Gene editing company taps heart disease experts

Making Its Mark

Verve Therapeutics, a startup gene editing company trying to make a name for itself in the gene therapy center of Cambridge, Massachusetts, is bringing in renowned experts to make connections between genetics and coronary heart disease. While the 10-person company is much smaller than some of its neighbors, it boasts impressive personnel involved in drug science, according to

The company’s website adds, “Verve is focused on discovering and developing therapies that safely edit the genomes of adults to confer protection against coronary artery disease, the most common type of heart disease and the leading cause of death worldwide…Verve brings together two of the biggest breakthroughs in 21st century biomedicine — human genetic analysis and gene editing — to realize a new future, one of longevity and vitality for tens of millions of people worldwide at risk of coronary artery disease.”

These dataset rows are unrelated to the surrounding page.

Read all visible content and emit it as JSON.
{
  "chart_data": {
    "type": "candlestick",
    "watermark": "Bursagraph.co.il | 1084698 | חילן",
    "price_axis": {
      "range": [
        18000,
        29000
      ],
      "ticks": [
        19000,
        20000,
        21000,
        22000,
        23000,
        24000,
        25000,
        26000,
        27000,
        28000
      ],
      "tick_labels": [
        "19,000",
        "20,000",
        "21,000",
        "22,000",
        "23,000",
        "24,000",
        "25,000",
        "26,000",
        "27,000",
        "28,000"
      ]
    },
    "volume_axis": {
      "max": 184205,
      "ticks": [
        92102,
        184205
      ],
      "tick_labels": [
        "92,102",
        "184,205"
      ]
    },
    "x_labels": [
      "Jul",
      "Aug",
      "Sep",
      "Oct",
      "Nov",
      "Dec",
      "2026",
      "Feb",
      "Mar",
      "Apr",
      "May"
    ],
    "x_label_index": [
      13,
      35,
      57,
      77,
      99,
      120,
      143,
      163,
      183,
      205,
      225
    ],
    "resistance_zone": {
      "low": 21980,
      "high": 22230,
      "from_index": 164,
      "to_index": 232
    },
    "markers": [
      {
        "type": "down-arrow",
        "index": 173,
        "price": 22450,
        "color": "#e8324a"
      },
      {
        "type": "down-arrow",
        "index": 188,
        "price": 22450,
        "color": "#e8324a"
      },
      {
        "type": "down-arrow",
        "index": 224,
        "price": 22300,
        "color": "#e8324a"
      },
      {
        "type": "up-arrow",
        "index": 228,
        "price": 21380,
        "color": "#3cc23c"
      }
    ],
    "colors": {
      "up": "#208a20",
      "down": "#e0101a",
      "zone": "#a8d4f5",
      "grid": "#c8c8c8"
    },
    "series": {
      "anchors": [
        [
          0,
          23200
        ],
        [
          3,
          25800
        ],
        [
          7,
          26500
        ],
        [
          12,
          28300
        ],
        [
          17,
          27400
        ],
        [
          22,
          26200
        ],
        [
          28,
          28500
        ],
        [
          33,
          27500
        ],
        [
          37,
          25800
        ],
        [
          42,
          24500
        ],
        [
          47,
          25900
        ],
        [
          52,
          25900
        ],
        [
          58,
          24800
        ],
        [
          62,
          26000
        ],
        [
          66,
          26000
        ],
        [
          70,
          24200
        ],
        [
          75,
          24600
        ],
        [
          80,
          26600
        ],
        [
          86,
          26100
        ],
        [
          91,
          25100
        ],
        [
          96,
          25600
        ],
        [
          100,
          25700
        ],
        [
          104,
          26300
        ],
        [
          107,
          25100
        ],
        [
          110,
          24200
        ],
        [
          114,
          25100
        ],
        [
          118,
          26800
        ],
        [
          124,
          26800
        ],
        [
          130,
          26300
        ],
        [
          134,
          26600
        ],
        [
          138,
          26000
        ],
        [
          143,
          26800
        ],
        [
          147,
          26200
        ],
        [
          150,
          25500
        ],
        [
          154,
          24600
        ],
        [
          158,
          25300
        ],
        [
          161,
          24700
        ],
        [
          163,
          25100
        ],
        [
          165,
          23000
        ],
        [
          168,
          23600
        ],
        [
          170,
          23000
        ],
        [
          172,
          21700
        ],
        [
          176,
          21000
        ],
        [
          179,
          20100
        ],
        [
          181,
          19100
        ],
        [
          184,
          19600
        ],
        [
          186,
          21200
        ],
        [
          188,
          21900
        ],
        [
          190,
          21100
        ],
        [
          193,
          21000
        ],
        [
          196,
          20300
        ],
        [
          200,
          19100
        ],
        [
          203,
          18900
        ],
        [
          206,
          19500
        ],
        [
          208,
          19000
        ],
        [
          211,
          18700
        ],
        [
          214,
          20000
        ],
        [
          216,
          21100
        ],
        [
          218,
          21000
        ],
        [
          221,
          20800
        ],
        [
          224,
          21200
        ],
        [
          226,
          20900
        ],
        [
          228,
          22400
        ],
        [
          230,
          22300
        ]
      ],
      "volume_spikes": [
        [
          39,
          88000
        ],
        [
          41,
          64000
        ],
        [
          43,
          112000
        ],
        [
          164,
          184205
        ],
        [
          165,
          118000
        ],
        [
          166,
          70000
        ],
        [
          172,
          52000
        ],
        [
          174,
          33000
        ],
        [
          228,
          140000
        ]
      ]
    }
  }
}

Verve will be trying to accomplish those goals with $58.5 million in cash GV (Google Ventures). Also involved are Biomatics Capital, ARCH Venture Partners and F-Prime Capital.

Sekar Kathiresan, director of the Center for Human Genetic Research at Massachusetts General Hospital and the Broad’s Cardiovascular Disease Initiative, will serve as Verve’s chief executive officer. In his prior position, Kathiresan has studied the risks of genetic issues, the potential for mitigating those risks by using lifestyle changes and compared the effectiveness of drugs with gene editing. At Verve he and his team will make the most of the latter approach.  He is hoping that the gene editing approach can lead to  a single injection that can be given to a patient one time and provide protection that lasts for many years.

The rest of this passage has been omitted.